Is there a formal application/proposal process to get something into the spec?
Does anyone know what the process is for getting a common extension
syntax into the CommonMark spec proper? I am wanting to implement a
syntax, but don’t want to choose the wrong one, and end up having to
support two once one is official.
Is there a formal application/proposal process to get something into
the spec?
The current priority is to get a solid spec for core elements. Extensions can be proposed and discussed on this forum, but won’t be a priority until the core is solid. (Things like raw HTML are still in flux.)
In some cases a good option will be to impose some conventions on existing syntax; you can then use the existing parser and make customizations either in the AST or with a custom writer or both. For example, you might treat a blockquote that starts with a level two header marked “Exercise” as a special “exercise” element, and render it in a distinctive way. This method has the advantage that your content would degrade nicely if the extension isn’t enabled.
This approach won’t always work well, but getting a collection of use cases and figuring out what isn’t currently possible to do will help in further development of the spec.
Anyway, let us know what you’re trying to achieve.
I couldn’t agree more with @jgm’s suggestion. As an example, I have been able to implement a convention for floating environments, such as figures, table and code listings, purely using existing md syntax (aside from attributed images, but that’s another story).
LIke John suggested, if you are making an extension that maps to block level content, making the starting delimiter a special section that stars with a keyword, such as
### Figure: proposed trajectory of Apollo 14 {#apollo14-plan}
gives some useful advantages:
Headers serve as a relatively unambiguously marker, both in the raw Markdown (it’s easy for regex to parse) and the parsed AST (there’s no need to recurse into AST trees since it’s only allowed in the “top level”).
Text editors, even with just the most rudimentary Markdown support, have no problem parsing headers.

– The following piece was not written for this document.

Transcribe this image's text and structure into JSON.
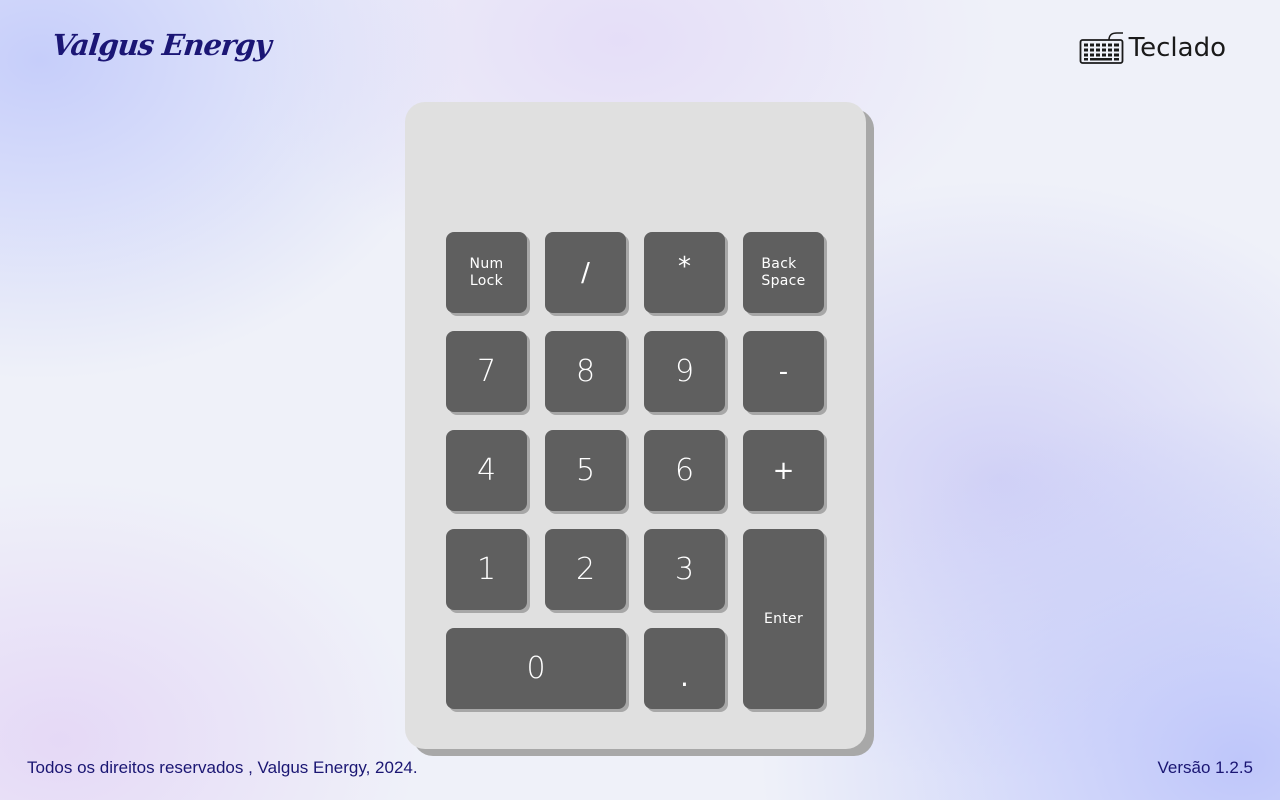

Most of them will also give you some sort of automatic TOC based on the headers. For my case, it was very nice because I jump between several text editors throughout the day and I was able to have my figures show up (along with their anchor label) in the TOC without having to write a single custom line of editor plugin code.
My current use case is trying to map Markdown to reStructuredText directives. I’m one of the maintainers of Read the Docs and we currently support Sphinx with rST, and are planning to support the current spec. We will be waiting until an extension syntax is defined before adapting one, so we don’t end up supporting two.

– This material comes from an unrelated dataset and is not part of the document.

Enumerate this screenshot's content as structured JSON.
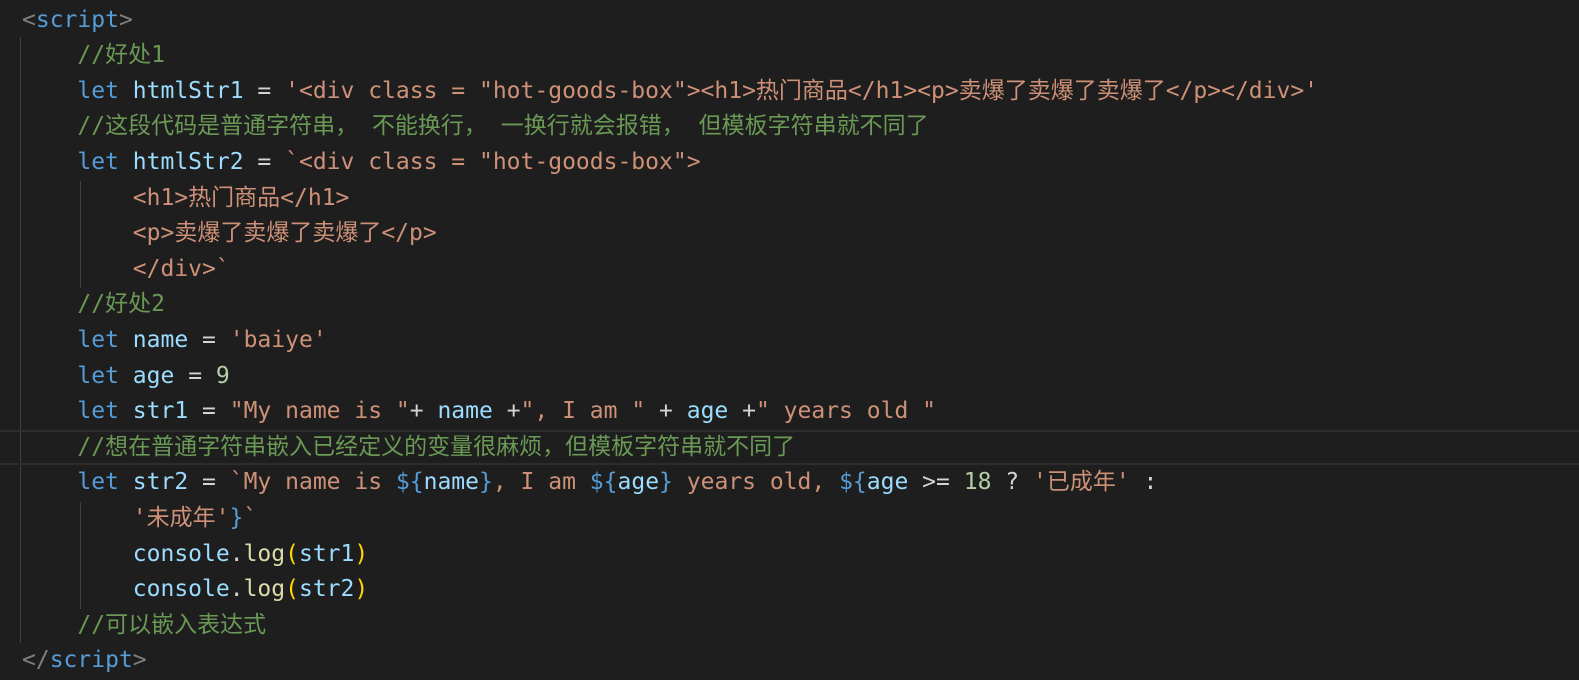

We will be adding support to Sphinx for current CommonMark spec though the CommonMark-Py implementation. For now, we will just implement it with no extensions, but it would be amazing to be able to get a more complete mapping to rst concepts.

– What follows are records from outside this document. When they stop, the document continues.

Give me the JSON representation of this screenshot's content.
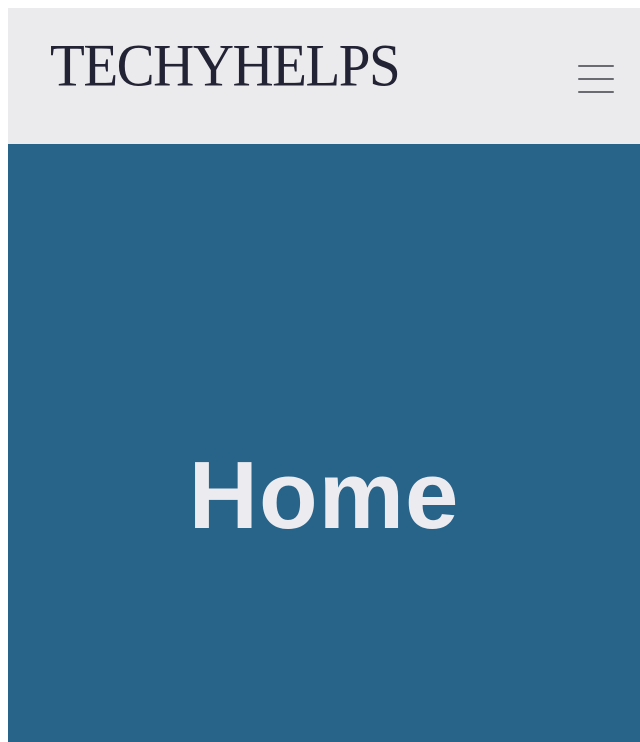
{
  "header": {
    "logo_text": "TECHYHELPS",
    "menu_icon": "hamburger-menu-icon"
  },
  "hero": {
    "title": "Home"
  },
  "colors": {
    "header_background": "#ebebed",
    "hero_background": "#28638a",
    "hero_text": "#ececf0",
    "logo_text": "#232336"
  }
}
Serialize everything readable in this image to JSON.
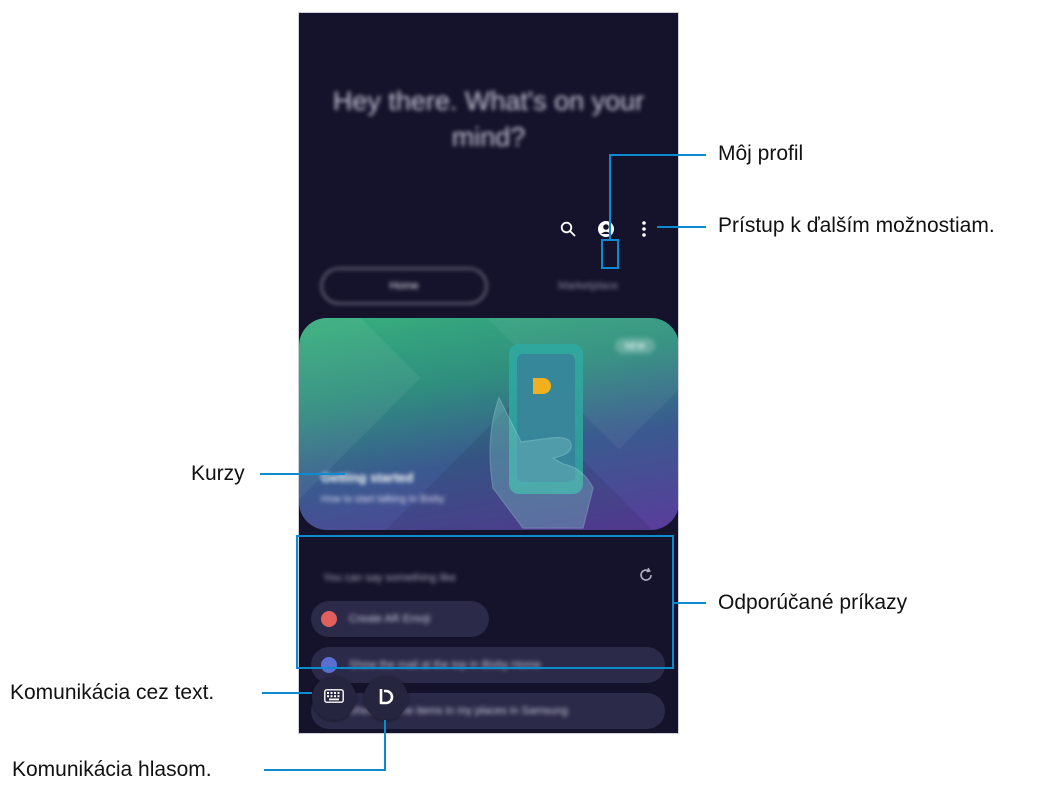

My current thought is that rST directives (ref) are a bit too undefined. This leads to some situations, like the admonition where the arguments and content is ambiguous. Another instance is the note directive, that has no arguments but has content.
I’d argue this is an annoying implementation detail of rST, but my main concern is being able to map properly. Having explicit argument, option, and content syntax would solve a lot of it for us from the Markdown side. Then we will just need to figure out how to map it to rST.
I’d also love to get extensions into CommonMark so that we can begin to support them. We might go with your suggestions of extending current syntax for now – but the main power for us comes from a relatively complete mapping of the markup.
Some sphinx/docutils features do not map neatly with the current extension we are discussing here.
Namely the best course of action to make it non-awkward is to import as-is the directive and then use the generic way to put attributes for stuff like roles and such.
(I’m the guy adapting the remarkdown to use commonmark-py and I extended it already to support block attributes).